Rhetoric and communication studies professor Tim Barney is a self-described “map nerd.” His obsession began with a children’s atlas he received as a Christmas gift. “I think I was around seven, and it was around the time that the Berlin Wall was falling,” he says. “There was this weird mysterious part of the world that we didn’t know much about, but I could read about it in an atlas. Maps transport you to another place and that is something that has always fascinated me.”
As a graduate student in rhetoric at the University of Maryland, Barney began to take an interest in the idea of visual rhetoric or, as he says, “how pieces of everyday visuals, whether it’s photographs, maps, or other sorts of things, can have political messages and persuade us.”
When the time came to think about his dissertation, Barney sought to combine his childhood passion with his scholarship, and look at cartography as a tool of persuasion. “Cartography has been used as an instrument of power in politics for a long time,” he says.
Barney focused his research on the use of cartography during the Cold War, paying particular attention to America as an emerging international power and how maps reflected and shaped its influence. “Cartography wasn’t only about trying to project America’s image, but seeing what our interests are around the world. To see that spatially laid out in front of you is a pretty powerful thing,” he says.
He found the Cold War period interesting to examine. After airplanes became commonplace during World War II, the processes for making maps evolved and allowed for a higher level of detail. “From the perspective of an airplane, we have a new way of being able to bring the world together, which is both exciting and scary at the same time; now everything is closer to you,” he says.
Barney admits that in the field of rhetoric, which focuses on verbal and written communication, his choice of a visual topic was unexpected. “This was interdisciplinary, crossing history, geography, and international studies in addition to rhetoric,” he says. “You’re never sure how people are going to react to it, but thankfully, it’s been embraced.”
Barney’s dissertation caught so much attention that he won awards from the National Communication Association and the American Society for the History of Rhetoric. “I got to meet a lot of new people who are now excited about maps,” he says. “We have this weird little community of map nerds now within our discipline.”
He will now spend the summer adapting his dissertation into his first book for the University of North Carolina Press. “I was pleased and overjoyed. I didn’t expect to have a publisher of that stature be interested, especially so early in my career,” he says.
Barney also is finding ways to integrate visual rhetoric and cartography into his teaching at Richmond. “Anything can have a visual message to it.
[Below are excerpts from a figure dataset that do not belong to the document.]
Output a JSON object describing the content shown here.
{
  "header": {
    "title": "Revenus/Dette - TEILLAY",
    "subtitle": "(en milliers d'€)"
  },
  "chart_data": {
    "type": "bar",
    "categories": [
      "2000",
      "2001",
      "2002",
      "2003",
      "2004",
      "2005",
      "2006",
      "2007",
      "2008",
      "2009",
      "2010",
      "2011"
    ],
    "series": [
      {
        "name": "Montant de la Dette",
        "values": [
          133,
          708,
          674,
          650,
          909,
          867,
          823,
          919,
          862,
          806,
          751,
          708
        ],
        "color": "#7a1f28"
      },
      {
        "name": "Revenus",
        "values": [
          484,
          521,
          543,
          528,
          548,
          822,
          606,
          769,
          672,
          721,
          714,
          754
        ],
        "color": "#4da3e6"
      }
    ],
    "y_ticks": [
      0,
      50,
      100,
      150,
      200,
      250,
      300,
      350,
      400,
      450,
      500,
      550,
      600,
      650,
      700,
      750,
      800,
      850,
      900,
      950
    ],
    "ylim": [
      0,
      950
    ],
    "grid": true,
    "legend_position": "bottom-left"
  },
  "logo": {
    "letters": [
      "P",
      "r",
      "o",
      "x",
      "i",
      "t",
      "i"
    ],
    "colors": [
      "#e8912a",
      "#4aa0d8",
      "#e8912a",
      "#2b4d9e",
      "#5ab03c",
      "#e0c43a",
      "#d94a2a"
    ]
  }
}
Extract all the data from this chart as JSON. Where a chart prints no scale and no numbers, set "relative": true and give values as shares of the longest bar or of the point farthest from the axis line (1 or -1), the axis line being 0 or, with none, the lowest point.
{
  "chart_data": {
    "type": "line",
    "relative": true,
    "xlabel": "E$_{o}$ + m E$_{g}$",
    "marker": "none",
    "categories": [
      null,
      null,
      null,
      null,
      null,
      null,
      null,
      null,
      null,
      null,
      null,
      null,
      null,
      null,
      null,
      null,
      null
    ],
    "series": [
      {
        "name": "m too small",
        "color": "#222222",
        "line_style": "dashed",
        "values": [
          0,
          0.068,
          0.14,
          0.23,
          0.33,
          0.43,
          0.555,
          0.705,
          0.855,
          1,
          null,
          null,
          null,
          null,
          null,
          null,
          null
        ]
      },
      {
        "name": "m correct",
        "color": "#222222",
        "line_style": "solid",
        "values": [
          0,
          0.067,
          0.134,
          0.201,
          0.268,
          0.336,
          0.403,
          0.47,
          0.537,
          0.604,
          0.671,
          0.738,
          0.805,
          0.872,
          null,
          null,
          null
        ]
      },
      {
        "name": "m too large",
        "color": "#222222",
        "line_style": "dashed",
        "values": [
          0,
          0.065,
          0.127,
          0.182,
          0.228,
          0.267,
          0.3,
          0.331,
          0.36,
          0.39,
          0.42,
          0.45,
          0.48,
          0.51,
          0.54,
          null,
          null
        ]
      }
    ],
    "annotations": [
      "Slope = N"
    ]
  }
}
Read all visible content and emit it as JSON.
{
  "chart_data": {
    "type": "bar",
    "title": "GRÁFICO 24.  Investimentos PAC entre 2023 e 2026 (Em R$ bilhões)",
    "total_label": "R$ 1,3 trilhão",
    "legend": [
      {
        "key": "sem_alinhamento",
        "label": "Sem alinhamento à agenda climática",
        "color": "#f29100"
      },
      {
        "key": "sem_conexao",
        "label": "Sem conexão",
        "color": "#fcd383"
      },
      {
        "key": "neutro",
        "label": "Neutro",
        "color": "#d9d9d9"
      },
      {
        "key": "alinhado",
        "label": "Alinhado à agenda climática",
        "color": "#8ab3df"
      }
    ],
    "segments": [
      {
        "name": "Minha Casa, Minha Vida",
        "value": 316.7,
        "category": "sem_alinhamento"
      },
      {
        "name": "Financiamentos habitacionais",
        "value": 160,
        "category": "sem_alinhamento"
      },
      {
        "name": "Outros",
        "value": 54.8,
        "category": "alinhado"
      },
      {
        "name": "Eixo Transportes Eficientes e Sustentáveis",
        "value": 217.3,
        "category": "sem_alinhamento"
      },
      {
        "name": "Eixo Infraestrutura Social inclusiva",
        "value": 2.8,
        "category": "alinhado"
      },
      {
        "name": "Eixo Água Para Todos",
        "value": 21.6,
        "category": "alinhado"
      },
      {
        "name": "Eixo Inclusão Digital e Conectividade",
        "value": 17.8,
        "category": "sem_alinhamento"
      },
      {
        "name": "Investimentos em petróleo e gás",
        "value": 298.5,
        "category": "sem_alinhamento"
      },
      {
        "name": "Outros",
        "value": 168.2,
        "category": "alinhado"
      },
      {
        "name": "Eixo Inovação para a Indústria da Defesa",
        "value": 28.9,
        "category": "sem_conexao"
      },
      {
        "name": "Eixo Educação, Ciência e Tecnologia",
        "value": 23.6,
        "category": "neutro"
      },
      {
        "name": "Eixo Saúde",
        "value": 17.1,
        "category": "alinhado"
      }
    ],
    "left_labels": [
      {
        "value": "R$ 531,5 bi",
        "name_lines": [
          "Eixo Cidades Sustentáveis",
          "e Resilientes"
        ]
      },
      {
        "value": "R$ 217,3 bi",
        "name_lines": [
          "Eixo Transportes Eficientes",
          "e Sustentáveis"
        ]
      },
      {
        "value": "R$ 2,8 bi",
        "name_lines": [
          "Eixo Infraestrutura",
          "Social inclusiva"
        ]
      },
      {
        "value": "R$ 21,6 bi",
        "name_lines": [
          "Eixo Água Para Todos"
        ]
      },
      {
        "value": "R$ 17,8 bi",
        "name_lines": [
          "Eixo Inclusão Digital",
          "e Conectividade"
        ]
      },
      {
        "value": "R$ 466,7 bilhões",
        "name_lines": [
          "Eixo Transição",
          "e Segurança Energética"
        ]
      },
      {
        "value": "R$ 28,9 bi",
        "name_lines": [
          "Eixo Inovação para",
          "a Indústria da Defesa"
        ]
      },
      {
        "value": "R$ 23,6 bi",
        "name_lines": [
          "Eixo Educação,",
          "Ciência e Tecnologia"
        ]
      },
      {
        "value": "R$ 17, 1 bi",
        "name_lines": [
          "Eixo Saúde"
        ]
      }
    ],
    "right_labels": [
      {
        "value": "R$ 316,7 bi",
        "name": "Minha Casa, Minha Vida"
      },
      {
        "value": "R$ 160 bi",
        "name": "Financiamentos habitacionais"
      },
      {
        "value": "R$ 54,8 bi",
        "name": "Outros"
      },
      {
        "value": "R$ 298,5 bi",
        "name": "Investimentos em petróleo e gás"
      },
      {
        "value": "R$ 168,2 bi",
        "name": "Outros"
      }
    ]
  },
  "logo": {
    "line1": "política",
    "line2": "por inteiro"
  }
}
We talked a lot about maps during the election and how they are used politically,” he says.
The variety of cartography-related scholars on campus — from the geography department to the Digital Scholarship Lab—indicates that maps are becoming prevalent in a variety of fields. “There is this sense right now to think spatially about history,” he says. “You don’t feel like an outcast when other people are talking about it at the same time.”